If your moderation input is sensitive and you need permissive transformations, use the manual decoding pattern from the safety chapter, because structured output does not benefit from permissive guardrails.

Learning Platform Personalization

Personalization works best when tags connect directly to the help a learner expects, so classify user questions to adapt teaching style:

@Generable
struct LearnerClassification {
    @Guide(description: "The knowledge level the question suggests: exploring if unfamiliar with basics, learning if knows fundamentals but has gaps, practicing if applying knowledge, mastering if refining understanding")
    let knowledgeLevel: KnowledgeLevel
    
    @Guide(description: "The type of help needed: explanation if asking what/why, guidance if asking how, feedback if sharing work for review, encouragement if expressing frustration")
    let helpType: HelpType
    
    @Guide(description: "Whether the learner expressed confusion or uncertainty")
    let isConfused: Bool
}

@Generable
enum KnowledgeLevel: String, CaseIterable {
    case exploring
    case learning
    case practicing
    case mastering
}

@Generable
enum HelpType: String, CaseIterable {
    case explanation
    case guidance
    case feedback
    case encouragement
}

What’s Next

Content tagging transforms unstructured text into metadata. The classification patterns you learned here, combining multiple tag types in a single schema, handling ambiguity, and tuning sampling, apply to any domain where you need to understand user intent or content characteristics.

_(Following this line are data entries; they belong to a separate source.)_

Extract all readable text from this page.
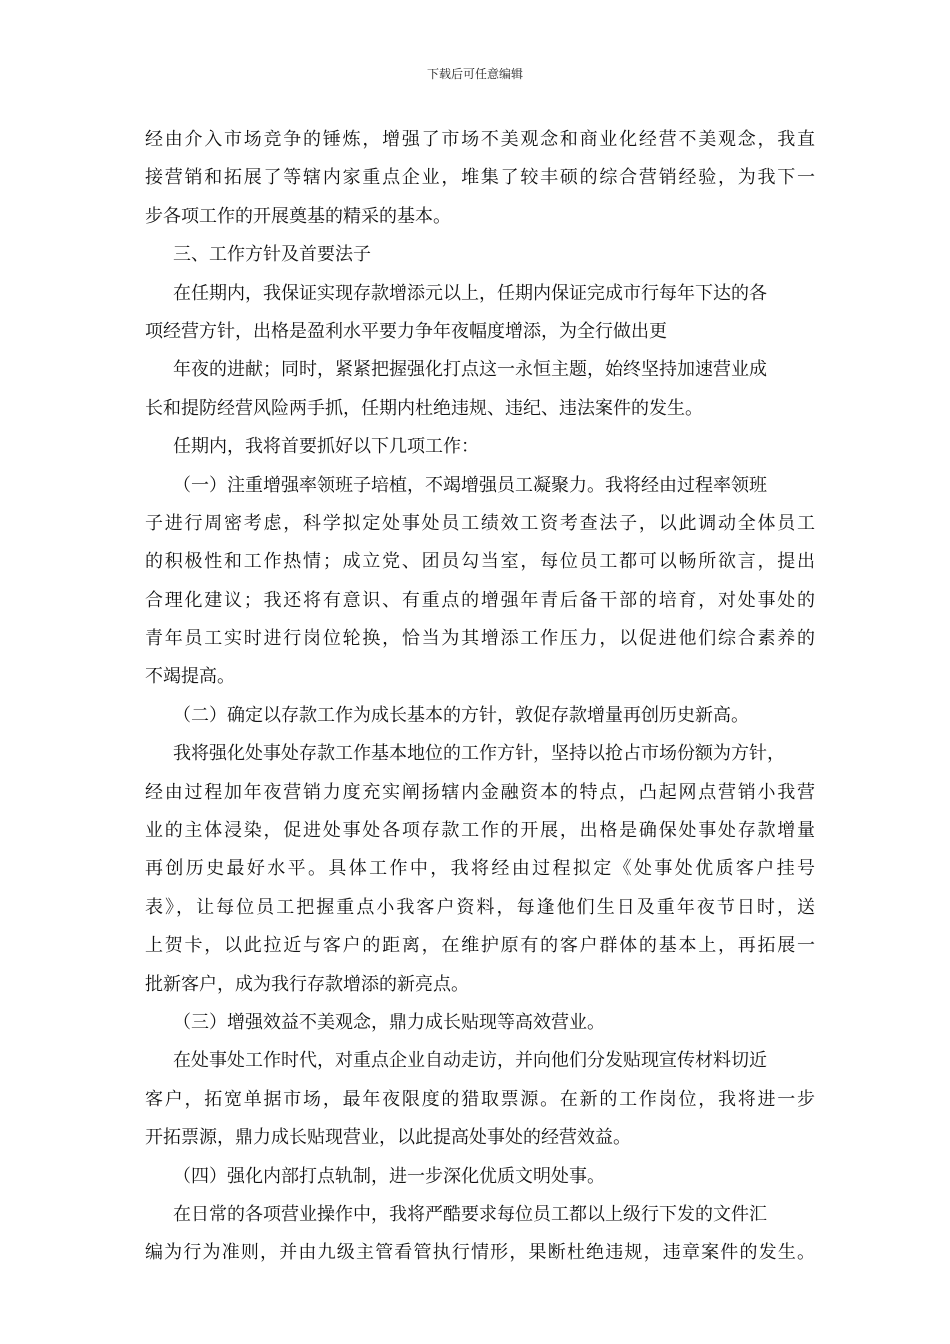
下载后可任意编辑
经由介入市场竞争的锤炼，增强了市场不美观念和商业化经营不美观念，我直
接营销和拓展了等辖内家重点企业，堆集了较丰硕的综合营销经验，为我下一
步各项工作的开展奠基的精采的基本。
三、工作方针及首要法子
在任期内，我保证实现存款增添元以上，任期内保证完成市行每年下达的各
项经营方针，出格是盈利水平要力争年夜幅度增添，为全行做出更
年夜的进献；同时，紧紧把握强化打点这一永恒主题，始终坚持加速营业成
长和提防经营风险两手抓，任期内杜绝违规、违纪、违法案件的发生。
任期内，我将首要抓好以下几项工作：
（一）注重增强率领班子培植，不竭增强员工凝聚力。我将经由过程率领班
子进行周密考虑，科学拟定处事处员工绩效工资考查法子，以此调动全体员工
的积极性和工作热情；成立党、团员勾当室，每位员工都可以畅所欲言，提出
合理化建议；我还将有意识、有重点的增强年青后备干部的培育，对处事处的
青年员工实时进行岗位轮换，恰当为其增添工作压力，以促进他们综合素养的
不竭提高。
（二）确定以存款工作为成长基本的方针，敦促存款增量再创历史新高。
我将强化处事处存款工作基本地位的工作方针，坚持以抢占市场份额为方针，
经由过程加年夜营销力度充实阐扬辖内金融资本的特点，凸起网点营销小我营
业的主体浸染，促进处事处各项存款工作的开展，出格是确保处事处存款增量
再创历史最好水平。具体工作中，我将经由过程拟定《处事处优质客户挂号
表》，让每位员工把握重点小我客户资料，每逢他们生日及重年夜节日时，送
上贺卡，以此拉近与客户的距离，在维护原有的客户群体的基本上，再拓展一
批新客户，成为我行存款增添的新亮点。
（三）增强效益不美观念，鼎力成长贴现等高效营业。
在处事处工作时代，对重点企业自动走访，并向他们分发贴现宣传材料切近
客户，拓宽单据市场，最年夜限度的猎取票源。在新的工作岗位，我将进一步
开拓票源，鼎力成长贴现营业，以此提高处事处的经营效益。
（四）强化内部打点轨制，进一步深化优质文明处事。
在日常的各项营业操作中，我将严酷要求每位员工都以上级行下发的文件汇
编为行为准则，并由九级主管看管执行情形，果断杜绝违规，违章案件的发生。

Content tagging is also about experimentation and iteration. Start with a simple schema, build a ground truth dataset, measure accuracy, and refine your @Guide descriptions based on where the model struggles. In my startup work, this loop exposed which categories needed clearer definitions and which prompts needed trimming.

With content tagging and classification patterns established, the next chapter covers supported languages and internationalization. You will learn how Foundation Models handles different languages and how to build multilingual AI experiences that work for users worldwide.